Focus Turns to Hubble Space Telescope Repair Mission
Posted on: Sunday, 15 June 2008, 15:00 CDT
CAPE CANAVERAL -- The space shuttle Discovery touched down safely Saturday, ending a 14-day International Space Station construction job and clearing the way for a major mission to repair and augment the Hubble Space Telescope.
Planned repairs and additions to Hubble, scheduled for October, "will bring it to the apex of its scientific ability," said Michael Weiss, NASA deputy program technical manager for the Hubble program at NASA's Goddard Space Flight Center in Maryland.
Astronauts will try to repair two Hubble cameras that have lost their power supplies.
Fixing those cameras coupled with two new ones that will be attached to the orbiting telescope will give the Hubble "an extraordinary capability," Weiss said.
The new batteries and gyroscopes will extend Hubble's life for at least five years. Thermal blankets will help protect its sensitive parts.
New cameras will allow the telescope to get a wider, more distant and sharper view of objects, Weiss said.
"Everything is gearing up now," for Hubble, said NASA spokesman Allard Beutel. "From now on . . . it will be all Hubble, all the time."
Although the Discovery crew completed one of the biggest milestones in the construction of the International Space Station -- the delivery and installation of the Japanese Kibo science laboratory -- the mission will also be remembered for a more humorous event.

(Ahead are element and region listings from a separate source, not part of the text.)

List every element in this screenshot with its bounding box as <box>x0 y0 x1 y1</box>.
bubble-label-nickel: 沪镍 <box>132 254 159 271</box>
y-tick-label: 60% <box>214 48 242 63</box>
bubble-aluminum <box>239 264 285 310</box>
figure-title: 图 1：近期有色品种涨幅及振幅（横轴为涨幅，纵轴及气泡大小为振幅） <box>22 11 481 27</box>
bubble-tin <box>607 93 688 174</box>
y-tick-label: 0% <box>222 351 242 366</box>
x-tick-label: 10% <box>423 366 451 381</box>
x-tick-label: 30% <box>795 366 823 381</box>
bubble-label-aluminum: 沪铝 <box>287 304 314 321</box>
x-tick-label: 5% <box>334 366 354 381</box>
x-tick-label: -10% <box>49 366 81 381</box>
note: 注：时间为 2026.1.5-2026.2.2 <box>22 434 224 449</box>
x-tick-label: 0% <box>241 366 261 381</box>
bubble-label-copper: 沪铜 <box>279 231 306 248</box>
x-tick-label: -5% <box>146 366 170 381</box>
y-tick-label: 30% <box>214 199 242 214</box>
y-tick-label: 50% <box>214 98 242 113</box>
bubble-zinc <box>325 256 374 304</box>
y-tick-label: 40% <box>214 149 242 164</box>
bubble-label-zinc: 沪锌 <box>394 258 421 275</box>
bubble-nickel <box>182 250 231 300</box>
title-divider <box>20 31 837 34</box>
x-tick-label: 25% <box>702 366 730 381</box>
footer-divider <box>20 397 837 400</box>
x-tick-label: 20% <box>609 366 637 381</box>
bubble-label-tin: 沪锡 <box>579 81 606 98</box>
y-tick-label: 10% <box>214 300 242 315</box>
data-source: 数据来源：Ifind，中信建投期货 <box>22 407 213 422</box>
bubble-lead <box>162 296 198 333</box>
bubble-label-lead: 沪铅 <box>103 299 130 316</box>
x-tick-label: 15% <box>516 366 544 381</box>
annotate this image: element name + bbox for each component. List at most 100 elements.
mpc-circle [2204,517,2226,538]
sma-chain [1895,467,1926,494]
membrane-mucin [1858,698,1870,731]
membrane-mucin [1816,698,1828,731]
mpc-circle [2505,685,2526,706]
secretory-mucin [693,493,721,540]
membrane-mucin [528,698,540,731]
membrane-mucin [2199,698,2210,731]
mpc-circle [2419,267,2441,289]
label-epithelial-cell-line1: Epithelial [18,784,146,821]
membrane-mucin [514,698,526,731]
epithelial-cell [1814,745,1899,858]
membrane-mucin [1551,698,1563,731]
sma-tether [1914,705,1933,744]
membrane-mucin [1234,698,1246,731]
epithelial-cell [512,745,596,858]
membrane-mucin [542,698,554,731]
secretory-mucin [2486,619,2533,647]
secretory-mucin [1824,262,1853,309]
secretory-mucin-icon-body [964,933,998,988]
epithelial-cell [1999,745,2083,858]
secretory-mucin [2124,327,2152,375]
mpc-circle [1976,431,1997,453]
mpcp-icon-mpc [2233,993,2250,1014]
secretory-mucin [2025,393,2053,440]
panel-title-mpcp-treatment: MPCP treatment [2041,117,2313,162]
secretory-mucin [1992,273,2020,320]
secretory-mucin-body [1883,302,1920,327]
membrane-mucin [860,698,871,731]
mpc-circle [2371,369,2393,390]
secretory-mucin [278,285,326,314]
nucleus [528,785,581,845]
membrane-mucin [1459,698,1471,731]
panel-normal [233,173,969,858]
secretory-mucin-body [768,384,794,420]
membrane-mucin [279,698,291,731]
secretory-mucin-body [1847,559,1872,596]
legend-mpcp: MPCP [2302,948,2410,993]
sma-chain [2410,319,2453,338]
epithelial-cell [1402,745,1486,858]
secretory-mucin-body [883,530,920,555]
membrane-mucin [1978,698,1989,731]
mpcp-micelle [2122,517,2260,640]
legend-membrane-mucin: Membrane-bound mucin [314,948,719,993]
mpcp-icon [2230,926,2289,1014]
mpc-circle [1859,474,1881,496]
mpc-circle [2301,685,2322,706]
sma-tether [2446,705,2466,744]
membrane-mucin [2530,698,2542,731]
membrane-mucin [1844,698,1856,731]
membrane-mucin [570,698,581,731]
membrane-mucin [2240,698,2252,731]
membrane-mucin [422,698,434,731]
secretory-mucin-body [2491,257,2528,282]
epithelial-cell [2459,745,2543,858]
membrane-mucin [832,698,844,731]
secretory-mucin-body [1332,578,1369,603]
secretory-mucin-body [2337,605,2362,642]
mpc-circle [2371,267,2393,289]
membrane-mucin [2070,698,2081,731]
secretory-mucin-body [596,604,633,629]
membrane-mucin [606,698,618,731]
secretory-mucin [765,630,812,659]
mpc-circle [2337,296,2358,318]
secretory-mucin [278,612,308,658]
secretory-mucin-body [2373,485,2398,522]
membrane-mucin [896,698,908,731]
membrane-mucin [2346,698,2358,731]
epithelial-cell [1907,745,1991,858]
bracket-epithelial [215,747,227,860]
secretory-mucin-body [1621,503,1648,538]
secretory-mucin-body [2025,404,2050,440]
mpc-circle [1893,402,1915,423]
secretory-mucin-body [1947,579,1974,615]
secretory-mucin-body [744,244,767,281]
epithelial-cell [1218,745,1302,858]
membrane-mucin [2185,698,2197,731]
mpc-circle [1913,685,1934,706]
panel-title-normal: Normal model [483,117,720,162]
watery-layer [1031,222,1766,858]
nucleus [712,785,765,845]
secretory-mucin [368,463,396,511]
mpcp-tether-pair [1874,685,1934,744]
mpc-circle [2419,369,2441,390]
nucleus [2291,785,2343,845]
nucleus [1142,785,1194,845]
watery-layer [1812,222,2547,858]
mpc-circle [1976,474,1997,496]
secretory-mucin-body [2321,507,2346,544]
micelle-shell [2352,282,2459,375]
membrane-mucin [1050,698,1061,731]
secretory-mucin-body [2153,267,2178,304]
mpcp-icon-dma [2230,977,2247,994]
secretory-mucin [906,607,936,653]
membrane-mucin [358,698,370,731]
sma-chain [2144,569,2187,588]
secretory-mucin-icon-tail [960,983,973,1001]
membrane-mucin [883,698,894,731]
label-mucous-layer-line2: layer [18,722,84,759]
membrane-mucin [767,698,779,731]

The Russian toilet aboard the space station went kaput a week before the shuttle blasted off and technicians had to rush a replacement pump to Florida where it was put aboard the shuttle for a special delivery.
A Russian cosmonaut installed the pump -- one that disposes of urine -- which was a great relief to the three male astronauts aboard the space station. The part of the toilet that handles solid waste was fine, NASA officials said.
The 37-foot-long Kibo -- Japanese for "hope" -- is the biggest addition to the space station and will allow the National Aeronautics and Space Administration and its international partners to assign six scientist/astronauts to the space station instead of the current three crew members.
"We are really glad to be involved in making the space station a bigger and more capable place," shuttle commander Mark Kelly said, as he completed a tour of the shuttle after the crew landed on schedule at 11:15 a.m.